I had a whole summer of chocking where I lost like 16 matches in a row, some in a very spectacular chocking fashion (like a f*cked up 5 match-points in one of my matches). And I always felt bed during the match and after the match, so I stoped caring about the end result. And there were matches when I just didn't want to be on court, regardless of the opponent's level. Seeing that I started to read a lot of theory on mentality in tennis, but it was always hard to put it into practice.
And when I had a match that I knew I would never win. As a Nr 17 000-something in the country I played a top 200 player. And although I've lost 0:6 0:6, I also played the best tennis of my life, I had no inner restraints, I kick-served and sliced the second serve as I knew I could, and didn't serve my usual "100 % in 0 km/h" chicken-sh*t-serve, and so on, and I just memorised the way I've played.
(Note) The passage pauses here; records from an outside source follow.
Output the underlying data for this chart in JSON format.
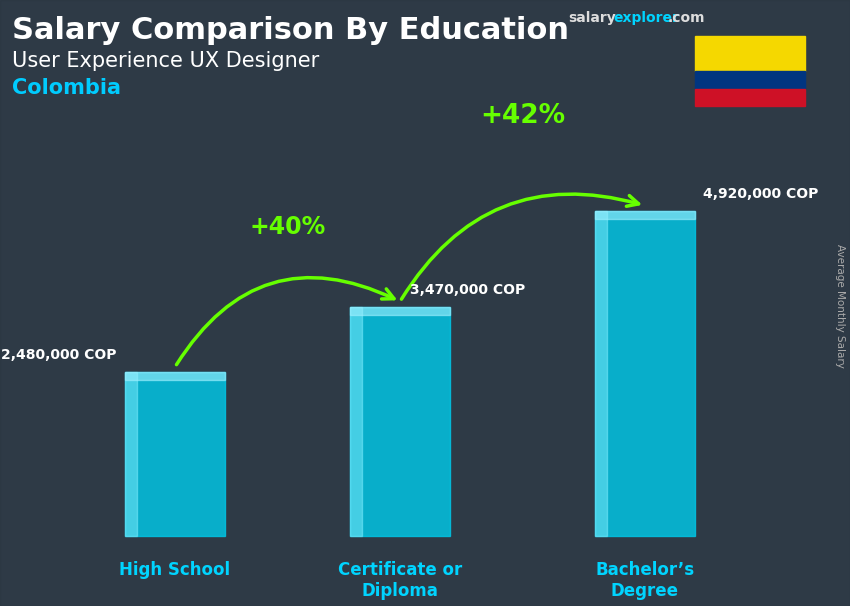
{
  "title_salary": "Salary Comparison By Education",
  "subtitle": "User Experience UX Designer",
  "country": "Colombia",
  "categories": [
    "High School",
    "Certificate or\nDiploma",
    "Bachelor’s\nDegree"
  ],
  "values": [
    2480000,
    3470000,
    4920000
  ],
  "value_labels": [
    "2,480,000 COP",
    "3,470,000 COP",
    "4,920,000 COP"
  ],
  "pct_labels": [
    "+40%",
    "+42%"
  ],
  "bar_color": "#00c8e8",
  "bar_alpha": 0.82,
  "bg_color": "#3a4a58",
  "text_color": "#ffffff",
  "green_color": "#66ff00",
  "cyan_label_color": "#00d4ff",
  "title_color": "#ffffff",
  "country_color": "#00ccff",
  "ylim": [
    0,
    6200000
  ],
  "ylabel": "Average Monthly Salary",
  "bar_width": 0.55,
  "colombia_flag_yellow": "#f5d800",
  "colombia_flag_blue": "#003580",
  "colombia_flag_red": "#ce1126",
  "arrow_color": "#66ff00",
  "site_salary_color": "#dddddd",
  "site_explorer_color": "#00d4ff",
  "site_com_color": "#dddddd",
  "label_fontsize": 10,
  "pct_fontsize": 17,
  "cat_fontsize": 12,
  "title_fontsize": 22,
  "subtitle_fontsize": 15
}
Then another thing came to my mind: I spend money on coaches, I pay the club fee, I pay tournament money, I pay for stringing jobs, and if I can't play a good match and win, it means I just spend all that money for nothing. I was kinda furious at myself and decided that from now on I will play the best I can regardless of the result and I will just enjoy my game as I did in that match. It's still hard for to play in the present not thinking about the outcome, but I just decided to fight more, try to go for every ball and do what I can do best on court. I think now I've chocked mostly because I didn't enjoy being on court, and I probably subconsciously never wanted to win too (for many reasons, including empathy). It is kind a banality, but it really helped me. In my last tournament last week I've made it to the final for the first time in my life (although there were only 4 rounds) really just thinking that I have to enjoy my strokes, my movements and my tactical decisions and that I don't have to care for lost points.